La foto che vedete è stata scattata a Via dei Quintili, nel cuore del Quadraro, a Roma.
Negli ultimi quindici anni, al Quadraro - che per molto tempo è stato un quartiere popolare - è successa una cosa interessante: il panorama urbano e culturale, l’atmosfera, la Street Art, hanno attratto persone da fuori. I prezzi degli affitti e delle case in vendita si sono alzati; sono spuntati locali nuovi, aperitivifici, negozi che prima non sarebbero mai visti, e insieme a tutto questo è cambiata la composizione sociale del quartiere.

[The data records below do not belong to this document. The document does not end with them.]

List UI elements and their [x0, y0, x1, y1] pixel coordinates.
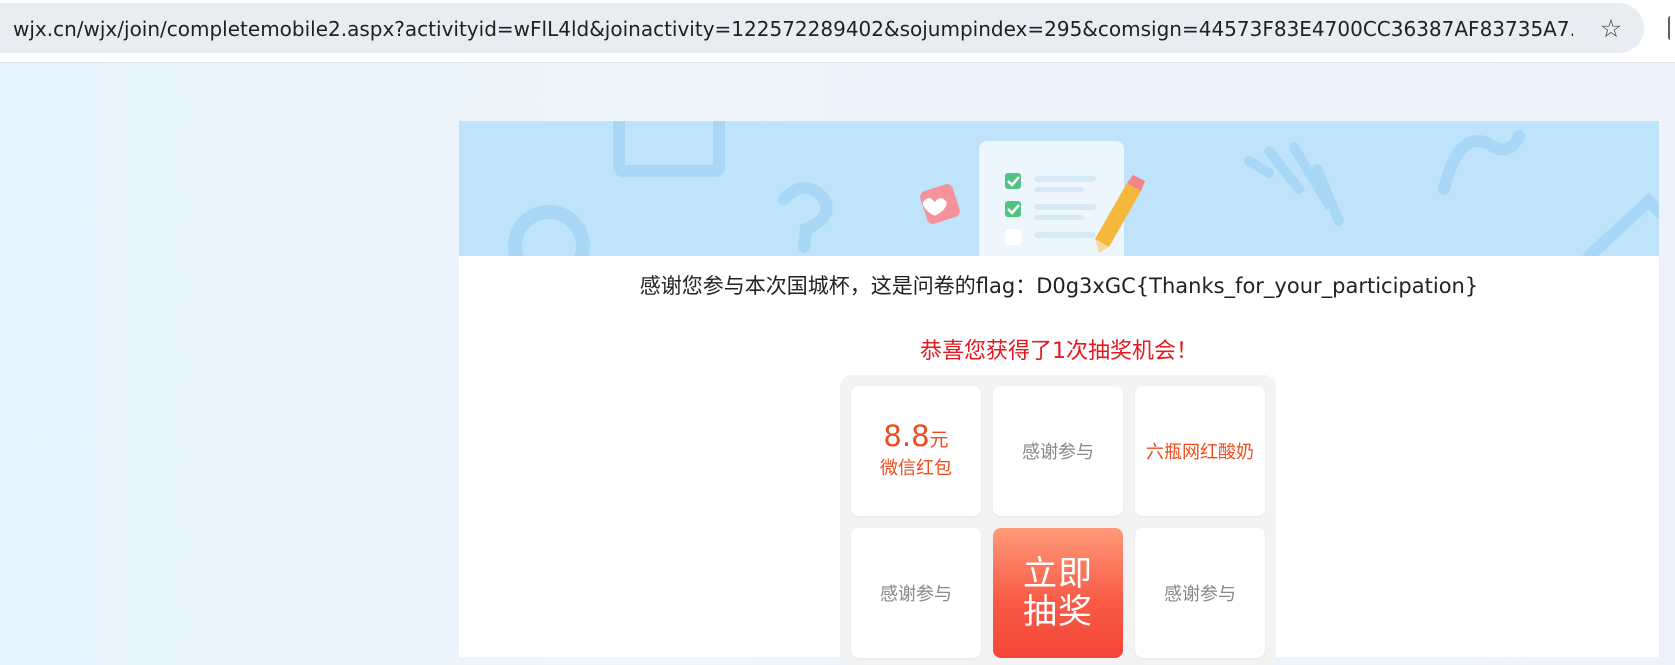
bookmark-star-icon[interactable]: ☆: [1596, 14, 1626, 44]
prize-cell-thanks: 感谢参与: [1135, 528, 1265, 658]
banner: [459, 121, 1659, 256]
prize-cell-yogurt: 六瓶网红酸奶: [1135, 386, 1265, 516]
prize-cell-thanks: 感谢参与: [993, 386, 1123, 516]
survey-clipboard-illustration: [508, 121, 1659, 256]
draw-button[interactable]: 立即抽奖: [993, 528, 1123, 658]
prize-amount: 8.8元: [883, 419, 949, 453]
thanks-message: 感谢您参与本次国城杯，这是问卷的flag：D0g3xGC{Thanks_for_…: [639, 274, 1479, 298]
prize-label: 六瓶网红酸奶: [1146, 442, 1254, 463]
toolbar-edge-icon: [1668, 16, 1673, 40]
prize-label: 感谢参与: [880, 584, 952, 605]
prize-label: 感谢参与: [1164, 584, 1236, 605]
lottery-grid: 8.8元 微信红包 感谢参与 六瓶网红酸奶 感谢参与 立即抽奖 感谢参与: [840, 375, 1276, 665]
draw-button-label[interactable]: 立即抽奖: [1022, 555, 1094, 631]
prize-unit: 元: [929, 429, 949, 451]
prize-desc: 微信红包: [880, 458, 952, 479]
address-bar[interactable]: wjx.cn/wjx/join/completemobile2.aspx?act…: [0, 3, 1644, 53]
prize-label: 感谢参与: [1022, 442, 1094, 463]
browser-toolbar: wjx.cn/wjx/join/completemobile2.aspx?act…: [0, 0, 1675, 63]
prize-cell-red-packet: 8.8元 微信红包: [851, 386, 981, 516]
congrats-message: 恭喜您获得了1次抽奖机会！: [920, 339, 1198, 364]
prize-cell-thanks: 感谢参与: [851, 528, 981, 658]
survey-complete-page: 感谢您参与本次国城杯，这是问卷的flag：D0g3xGC{Thanks_for_…: [459, 121, 1659, 665]
url-text[interactable]: wjx.cn/wjx/join/completemobile2.aspx?act…: [13, 16, 1573, 42]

Non è un processo lineare né univoco: convivono nuove presenze e vecchie resistenze, memorie e pratiche che non vogliono scomparire. La gentrificazione, parola ormai abusata, qui si manifesta in modo stratificato, quasi carsico. Non è un rullo compressore; somiglia più a un amanuense che riscrive con lentezza.
Sta di fatto che una delle cose più attrattive e caratterizzanti per il Quadraro, la Street Art - si fanno perfino giri organizzati per i turisti - oggi viene rinnegata da parte dei residenti, che la esecrano e perfino la vandalizzano, come nell’immagine qui sotto, perché attira gente da fuori e cambia i modi di vita del quartiere. Lungi da me l’atto di schierarmi, beninteso: io sono uno che racconta storie, e questa foto mi pare che abbia una storia da raccontare.